For decades scientists have believed that on a global scale, a warmer world should be a wetter one, as warm air holds more moisture than cold air.

But the researchers say this is the first "formal identification" of the link between emissions and intense rains.

They also found that a number of the computer models commonly used in research currently underestimate the extent to which heavy rains have increased.

Model concerns

Both research groups were at pains to emphasise that these two papers are not the end of the road.

Image caption,

Climate change probably increased the likelihood of the 2000 flood, the researchers calculate

More research needs to be done, they say, with better records needed from regions of the world where data is scarce, improvements in models, and an extension to other types of weather event.

"There will be for some time to come extreme weather events happening that have been made less likely by human influence on climate," said Myles Allen, one of the Oxford group behind the year 2000 analysis.

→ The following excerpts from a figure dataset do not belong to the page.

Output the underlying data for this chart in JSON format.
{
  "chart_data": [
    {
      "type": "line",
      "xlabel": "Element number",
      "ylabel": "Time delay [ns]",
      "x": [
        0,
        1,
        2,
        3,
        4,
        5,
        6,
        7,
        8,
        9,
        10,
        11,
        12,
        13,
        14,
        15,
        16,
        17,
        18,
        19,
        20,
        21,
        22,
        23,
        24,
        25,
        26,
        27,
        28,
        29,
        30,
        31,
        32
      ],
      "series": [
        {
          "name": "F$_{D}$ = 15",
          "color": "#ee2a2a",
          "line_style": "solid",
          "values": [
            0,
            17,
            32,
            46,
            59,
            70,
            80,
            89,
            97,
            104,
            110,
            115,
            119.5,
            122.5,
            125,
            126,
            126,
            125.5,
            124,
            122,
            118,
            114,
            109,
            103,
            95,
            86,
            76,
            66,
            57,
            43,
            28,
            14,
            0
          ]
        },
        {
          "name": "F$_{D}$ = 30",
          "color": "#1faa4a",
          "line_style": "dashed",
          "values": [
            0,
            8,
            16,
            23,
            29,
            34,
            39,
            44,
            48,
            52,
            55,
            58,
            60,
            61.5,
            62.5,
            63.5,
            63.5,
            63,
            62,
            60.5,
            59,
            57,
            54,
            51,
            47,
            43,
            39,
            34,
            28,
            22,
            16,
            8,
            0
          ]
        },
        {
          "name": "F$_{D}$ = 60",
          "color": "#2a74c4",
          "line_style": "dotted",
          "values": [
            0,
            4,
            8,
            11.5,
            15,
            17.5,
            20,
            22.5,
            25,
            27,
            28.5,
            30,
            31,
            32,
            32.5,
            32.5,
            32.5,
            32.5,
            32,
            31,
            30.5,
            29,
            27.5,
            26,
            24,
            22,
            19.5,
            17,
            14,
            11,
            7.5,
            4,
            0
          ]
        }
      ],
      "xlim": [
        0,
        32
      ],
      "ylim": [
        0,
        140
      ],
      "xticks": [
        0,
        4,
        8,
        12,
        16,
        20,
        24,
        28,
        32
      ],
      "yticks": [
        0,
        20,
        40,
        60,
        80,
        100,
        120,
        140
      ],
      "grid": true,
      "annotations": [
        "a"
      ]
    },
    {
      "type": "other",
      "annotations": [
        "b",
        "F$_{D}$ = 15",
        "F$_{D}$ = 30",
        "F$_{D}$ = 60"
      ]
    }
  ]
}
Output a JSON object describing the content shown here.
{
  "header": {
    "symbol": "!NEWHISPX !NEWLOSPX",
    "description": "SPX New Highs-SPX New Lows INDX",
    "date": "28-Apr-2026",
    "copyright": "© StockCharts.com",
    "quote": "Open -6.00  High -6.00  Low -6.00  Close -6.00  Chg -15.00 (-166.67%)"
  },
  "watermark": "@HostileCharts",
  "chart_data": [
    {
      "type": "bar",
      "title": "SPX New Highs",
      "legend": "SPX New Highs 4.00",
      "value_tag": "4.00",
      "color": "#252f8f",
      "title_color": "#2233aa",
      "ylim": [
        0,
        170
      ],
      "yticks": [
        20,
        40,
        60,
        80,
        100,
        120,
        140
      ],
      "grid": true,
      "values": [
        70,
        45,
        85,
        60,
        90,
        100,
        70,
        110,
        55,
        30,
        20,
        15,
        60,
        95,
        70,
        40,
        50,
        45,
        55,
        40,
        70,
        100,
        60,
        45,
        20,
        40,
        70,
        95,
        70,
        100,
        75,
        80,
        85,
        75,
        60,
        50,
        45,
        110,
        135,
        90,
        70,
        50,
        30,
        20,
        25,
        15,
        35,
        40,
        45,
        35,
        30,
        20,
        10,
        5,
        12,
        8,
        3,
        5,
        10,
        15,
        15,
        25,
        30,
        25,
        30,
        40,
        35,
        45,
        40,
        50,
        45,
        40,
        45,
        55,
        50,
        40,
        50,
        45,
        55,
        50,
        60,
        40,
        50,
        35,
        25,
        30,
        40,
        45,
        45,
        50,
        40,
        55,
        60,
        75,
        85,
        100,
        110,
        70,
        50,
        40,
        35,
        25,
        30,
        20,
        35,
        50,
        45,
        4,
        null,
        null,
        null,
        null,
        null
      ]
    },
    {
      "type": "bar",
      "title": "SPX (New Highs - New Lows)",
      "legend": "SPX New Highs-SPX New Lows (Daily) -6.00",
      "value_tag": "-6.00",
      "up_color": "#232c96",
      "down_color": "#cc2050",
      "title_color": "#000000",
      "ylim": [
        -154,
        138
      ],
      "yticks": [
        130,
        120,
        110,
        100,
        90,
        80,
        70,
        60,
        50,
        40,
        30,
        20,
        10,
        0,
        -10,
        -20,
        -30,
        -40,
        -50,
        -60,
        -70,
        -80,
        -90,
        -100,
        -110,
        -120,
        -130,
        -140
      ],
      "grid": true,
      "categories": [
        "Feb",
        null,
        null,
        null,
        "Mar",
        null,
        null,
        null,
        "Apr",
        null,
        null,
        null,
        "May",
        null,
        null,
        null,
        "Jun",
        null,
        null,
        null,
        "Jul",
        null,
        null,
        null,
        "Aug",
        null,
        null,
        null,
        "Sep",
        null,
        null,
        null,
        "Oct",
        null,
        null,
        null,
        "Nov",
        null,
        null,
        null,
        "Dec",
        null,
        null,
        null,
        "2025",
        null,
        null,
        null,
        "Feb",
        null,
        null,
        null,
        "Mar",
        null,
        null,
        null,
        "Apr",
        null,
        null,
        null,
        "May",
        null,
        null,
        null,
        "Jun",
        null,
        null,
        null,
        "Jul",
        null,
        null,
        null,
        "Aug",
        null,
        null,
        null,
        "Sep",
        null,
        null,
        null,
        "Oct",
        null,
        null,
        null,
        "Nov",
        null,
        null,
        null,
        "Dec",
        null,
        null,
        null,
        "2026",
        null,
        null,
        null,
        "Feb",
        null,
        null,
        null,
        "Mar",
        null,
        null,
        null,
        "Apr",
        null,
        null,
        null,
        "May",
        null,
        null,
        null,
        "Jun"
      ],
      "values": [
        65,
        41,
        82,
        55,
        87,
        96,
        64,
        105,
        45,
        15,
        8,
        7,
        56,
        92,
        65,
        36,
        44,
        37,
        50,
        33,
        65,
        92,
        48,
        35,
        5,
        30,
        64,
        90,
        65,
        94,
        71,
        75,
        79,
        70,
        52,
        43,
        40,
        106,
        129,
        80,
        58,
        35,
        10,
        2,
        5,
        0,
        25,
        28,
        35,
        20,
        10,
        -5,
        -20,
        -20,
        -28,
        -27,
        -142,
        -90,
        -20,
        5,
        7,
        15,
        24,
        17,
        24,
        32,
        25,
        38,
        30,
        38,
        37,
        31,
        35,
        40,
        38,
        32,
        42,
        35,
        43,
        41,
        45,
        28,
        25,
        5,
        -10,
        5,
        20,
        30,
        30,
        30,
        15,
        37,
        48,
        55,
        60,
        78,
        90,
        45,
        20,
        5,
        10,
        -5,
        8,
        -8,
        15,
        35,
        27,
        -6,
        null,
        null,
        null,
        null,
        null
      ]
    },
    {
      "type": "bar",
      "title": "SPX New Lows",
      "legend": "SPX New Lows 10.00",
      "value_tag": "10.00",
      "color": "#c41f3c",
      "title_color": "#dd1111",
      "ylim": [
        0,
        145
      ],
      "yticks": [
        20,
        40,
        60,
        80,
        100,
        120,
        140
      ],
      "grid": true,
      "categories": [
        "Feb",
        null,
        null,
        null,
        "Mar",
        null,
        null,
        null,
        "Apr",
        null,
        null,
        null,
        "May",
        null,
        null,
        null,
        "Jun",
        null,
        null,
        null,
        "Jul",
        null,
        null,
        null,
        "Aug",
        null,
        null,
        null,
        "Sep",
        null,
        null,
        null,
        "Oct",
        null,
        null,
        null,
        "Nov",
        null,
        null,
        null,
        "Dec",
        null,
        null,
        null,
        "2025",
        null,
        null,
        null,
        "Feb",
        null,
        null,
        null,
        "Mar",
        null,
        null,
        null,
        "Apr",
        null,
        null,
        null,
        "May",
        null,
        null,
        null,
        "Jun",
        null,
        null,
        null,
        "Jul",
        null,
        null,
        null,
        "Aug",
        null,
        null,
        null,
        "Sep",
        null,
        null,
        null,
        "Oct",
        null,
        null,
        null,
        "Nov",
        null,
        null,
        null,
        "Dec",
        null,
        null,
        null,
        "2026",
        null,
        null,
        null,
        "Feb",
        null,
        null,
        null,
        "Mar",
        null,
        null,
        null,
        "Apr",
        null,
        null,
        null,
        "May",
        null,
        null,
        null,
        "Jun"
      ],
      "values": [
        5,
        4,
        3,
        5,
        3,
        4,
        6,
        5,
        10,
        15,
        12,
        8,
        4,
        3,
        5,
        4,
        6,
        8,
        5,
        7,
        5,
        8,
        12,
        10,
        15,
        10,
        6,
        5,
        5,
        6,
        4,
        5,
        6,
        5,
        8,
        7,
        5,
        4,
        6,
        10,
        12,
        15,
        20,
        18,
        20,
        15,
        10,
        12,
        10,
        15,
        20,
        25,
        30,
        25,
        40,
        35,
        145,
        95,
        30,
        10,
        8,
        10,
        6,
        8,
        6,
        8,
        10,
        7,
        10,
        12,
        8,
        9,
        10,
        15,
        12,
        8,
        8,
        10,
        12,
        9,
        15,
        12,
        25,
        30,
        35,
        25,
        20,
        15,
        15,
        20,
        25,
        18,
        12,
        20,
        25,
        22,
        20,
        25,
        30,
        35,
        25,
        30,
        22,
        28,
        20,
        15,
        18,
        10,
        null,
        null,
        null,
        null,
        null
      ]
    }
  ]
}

"Disentangling these things and deciding which events have been made more likely and which less likely is a difficult but a very interesting scientific endeavour."

This was a point taken up by Sir Brian Hoskins from the Grantham Institute for Climate Change Research, who was not involved with either of these studies.

"Both studies depend heavily on the accuracy of their computer models," he told reporters.

"We need to understand better the actual physics of different flooding events and make sure that the models are able to capture this. Studies like these should be repeated as models continue to improve."

Researchers said they also needed to include other changes to the atmosphere in future analyses, such as the tiny aerosol particles of dust that reflect sunlight back into space.

'Alarming' picture

If the risk of floods is increasing, policymakers will have to ask themselves how to respond; and in the UK, the government has come under fire in recent weeks having cut the flood defence budget by 8% earlier this month.

But a spokesman for the Department for Environment, Food and Rural Affairs (Defra) said the implications of the research - which Defra partially funded - were being taken on board.

"This work reinforces the scientific evidence that the UK needs to tackle climate change and become more resilient to the likelihood of extreme weather events caused by climate change," he said.

"Defra will spend more than £2.1billion over the next four years to provide greater protection to at least 145,000 homes. Defra is also exploring innovative new ways of managing flood risk, such as supporting three land management demonstration projects to see if the rate at which rainfall enters watercourses can be slowed."

Bjorn Lomborg, the Danish "sceptical environmentalist" who was in London for a seminar, told BBC News that society had to look at where and how people lived.

"Some people criticise computer models and of course they are only computer models, but it's the only way we can talk about the future, through models - so I don't disagree with using models," he said.

"But is the right way to handle future flooding by focusing on climate change? The answer is no - that's an incredibly expensive way of making extreme flooding very slightly less likely in 100 years.

"We should focus on the simple ways - making better protection, making sure people don't settle on flood plains, and that we have some places where rivers can naturally flood as they did in the past."

As Professor Lomborg was speaking to the BBC in London, Christiana Figueres, executive secretary of the UN climate convention (UNFCCC), was telling the Spanish parliament that tackling emissions was becoming ever more of a priority.

"It is alarming to admit that if the community of nations is unable to fully stabilise climate change, it will threaten where we can live, where and how we grow food and where we can find water - the very stability on which humanity has built its existence.

"On a global level, increasingly unpredictable weather patterns will lead to falling agricultural production and higher food prices, leading to food insecurity.

"Recent experiences around the world clearly show how such situations can cause political instability and undermine the performance of already fragile states."